Симонов тут же заключил с ним договор, причем пообещал и аванс. Так рукопись будущего «Доктора Живаго» была запродана «Новому миру», что во многом предопределило дальнейшую судьбу романа,— а сам Пастернак в октябре 1946 года появился в редакции, где не был почти десять лет. Здесь он встретился с сотрудницей отдела поэзии Ольгой Ивинской, и об этом событии, которое определило уже егособственную биографию на ближайшие пятнадцать лет, мы расскажем ниже.
Пока же — несколько слов о Симонове, который сыграл в судьбе поэта столь роковую и двусмысленную роль.
4
Резко негативное отношение Пастернака к Симонову представляется загадкой: да, почти все советские поэты были для него на одно лицо, да, заочный ученик Рильке принципиально не желал разбираться в оттенках вкуса заведомо безвкусной пищи; он находил невинное удовольствие в сознательном перевирании фамилии фронтовика Михаила Луконина, оскорбительно и грубо напавшего на него в проработочном выступлении (называл то Лутохиным, то Лукошкиным); почти демонстративно не читал молодых и признавался в этом. Тем удивительнее, что к одному из самых талантливых и уж точно самых известных писателей младшего поколения он относился с упорной, подчеркнутой неприязнью. Вряд ли дело было в том, что подборку стихов Пастернака Симонов в конце концов публиковать не стал. Отношение Пастернака к Симонову определяется не одним оскорбленным авторским самолюбием и даже не тем, что в своем творчестве Симонов собрал с Пастернака «обильную дань», как говорила Ахматова Лидии Чуковской еще в 1940 году. Пастернак вряд ли замечал эту «обильную дань»: слишком ясно было, что Симонов идет скорее от Тихонова, Киплинга, Гумилева; от Луговского и Сельвинского времен их первых сборников.

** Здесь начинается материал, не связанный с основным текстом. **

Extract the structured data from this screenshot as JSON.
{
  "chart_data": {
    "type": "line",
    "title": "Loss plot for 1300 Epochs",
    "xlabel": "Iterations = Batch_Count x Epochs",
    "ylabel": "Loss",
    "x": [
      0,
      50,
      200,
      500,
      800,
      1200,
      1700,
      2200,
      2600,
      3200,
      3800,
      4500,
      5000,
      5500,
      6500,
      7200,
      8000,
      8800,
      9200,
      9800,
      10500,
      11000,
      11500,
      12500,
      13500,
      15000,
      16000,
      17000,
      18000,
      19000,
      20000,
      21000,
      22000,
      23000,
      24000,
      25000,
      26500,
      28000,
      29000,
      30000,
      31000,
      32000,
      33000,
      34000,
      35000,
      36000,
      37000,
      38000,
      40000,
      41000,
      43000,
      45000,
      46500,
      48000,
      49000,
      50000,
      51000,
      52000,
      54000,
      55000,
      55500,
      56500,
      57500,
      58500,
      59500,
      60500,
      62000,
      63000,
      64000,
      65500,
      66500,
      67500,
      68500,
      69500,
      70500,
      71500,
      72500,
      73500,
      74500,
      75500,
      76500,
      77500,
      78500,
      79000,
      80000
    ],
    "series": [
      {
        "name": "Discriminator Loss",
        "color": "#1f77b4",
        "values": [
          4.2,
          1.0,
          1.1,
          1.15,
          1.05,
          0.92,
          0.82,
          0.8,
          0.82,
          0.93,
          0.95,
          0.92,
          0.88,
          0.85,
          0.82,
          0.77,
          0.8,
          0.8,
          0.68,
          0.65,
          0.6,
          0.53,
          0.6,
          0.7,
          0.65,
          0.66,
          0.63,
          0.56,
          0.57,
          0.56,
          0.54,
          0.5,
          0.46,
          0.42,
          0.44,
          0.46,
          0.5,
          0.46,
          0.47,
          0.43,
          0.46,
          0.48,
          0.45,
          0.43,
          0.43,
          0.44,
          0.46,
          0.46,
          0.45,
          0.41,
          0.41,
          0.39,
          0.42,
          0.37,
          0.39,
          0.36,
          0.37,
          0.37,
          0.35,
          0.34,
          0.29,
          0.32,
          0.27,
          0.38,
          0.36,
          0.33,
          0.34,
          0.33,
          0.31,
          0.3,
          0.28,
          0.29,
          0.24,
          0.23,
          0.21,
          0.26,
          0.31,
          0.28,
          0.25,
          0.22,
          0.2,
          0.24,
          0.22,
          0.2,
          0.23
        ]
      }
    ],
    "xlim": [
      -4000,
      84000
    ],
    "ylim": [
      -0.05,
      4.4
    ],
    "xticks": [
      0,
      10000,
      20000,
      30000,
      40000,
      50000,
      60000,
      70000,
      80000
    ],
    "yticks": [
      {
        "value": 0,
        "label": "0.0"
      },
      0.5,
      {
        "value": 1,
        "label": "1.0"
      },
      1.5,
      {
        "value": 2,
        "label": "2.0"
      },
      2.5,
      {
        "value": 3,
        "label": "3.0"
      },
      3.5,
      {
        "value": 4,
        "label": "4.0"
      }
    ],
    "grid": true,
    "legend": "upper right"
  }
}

Симонов принадлежал к числу тех самых «прогрессистов» — либералов с верховного дозволения,— которых Пастернак не любил особенно. Буйство ЛЕФа было ему тем отвратительней, что осуществлялось «с мандатом на буйство». Но еще хуже разрешенного бунтарства казался ему разрешенный гуманизм — поскольку компрометировалось таким образом более высокое понятие. Впоследствии, во времена оттепели, он прямо напишет Ивинской о том, что предпочитает казенщину — «двойному подлогу», то есть попыткам изначально фальшивого официоза напялить на себя еще и фальшивую маску свободы. Примером двойного подлога — «голос народа при невмешательстве властей» — он назовет тогда «Литературную газету», куда из «Нового мира» переместился Симонов. Либеральничанье было Пастернаку отвратительно: фальшь он презирал сильней, чем откровенную и прямую мерзость. Об этом говорит и его монолог о Суркове и Эренбурге, записанный сыном Евгением:
«Его (Суркова.— Д.Б.) откровенное непризнание всего того, что я собой представляю, требует непрестанной борьбы. Это — советский черт, его выпускают, чтобы одернуть, обругать, окоротить (…). Но я его понимаю: это искренне и неизменно в течение всей его жизни. Он так и родился с барабаном на пупке. А Эренбург — советский ангел. Дело в самом спектакле — все роли в нем распределены. Эренбург ездит в Европу, разговаривает со всеми и показывает, какая у нас свобода, как все прекрасно. И убежден в том, что знает, по каким правилам надо играть, что где говорить. И все в восхищении от того, что он себе позволяет. Такие люди мне непонятны и неприятны неестественностью положения и двойственностью своей роли».
Это — и о Симонове, общавшемся в Париже с Буниным, свободно дружившем с американскими журналистами («прогрессивными», разумеется). Больше всего Пастернака угнетает то, что каждому остается только предопределенное амплуа. Знал он и свое амплуа — «небожитель», «дачник», пускай себе; маленькие радости интеллигенции, дозволенная внутренняя эмиграция, переводы, полулегальная фронда… Ненависть к этому амплуа отравила ему все сороковые годы — ибо к юродивому, дачнику и небожителю можно не прислушиваться: ясно ведь, что мелет ерунду. Такова была расправа за то, что Пастернак не захотел поставить себя, свое громадное обаяние и бесспорное мастерство, на службу власти, готовившей ему вакансию первого поэта; он нашел в себе силы от этого отречься — но с нишей городского сумасшедшего мириться не желал. Отсюда, возможно, и бунт в пятидесятые годы — когда тихий лирик, дачник, с чьим существованием привыкли снисходительно мириться, вдруг отдал за границу антисоветский роман. В сороковых, загнанный в амплуа «юродивого» и «небожителя», Пастернак с мучительной ревностью следил за тем, кто занял вакансию главного поэта. Есть мемуары о том, как он читал Симонова с намерением «разобраться, за что его все-таки любят».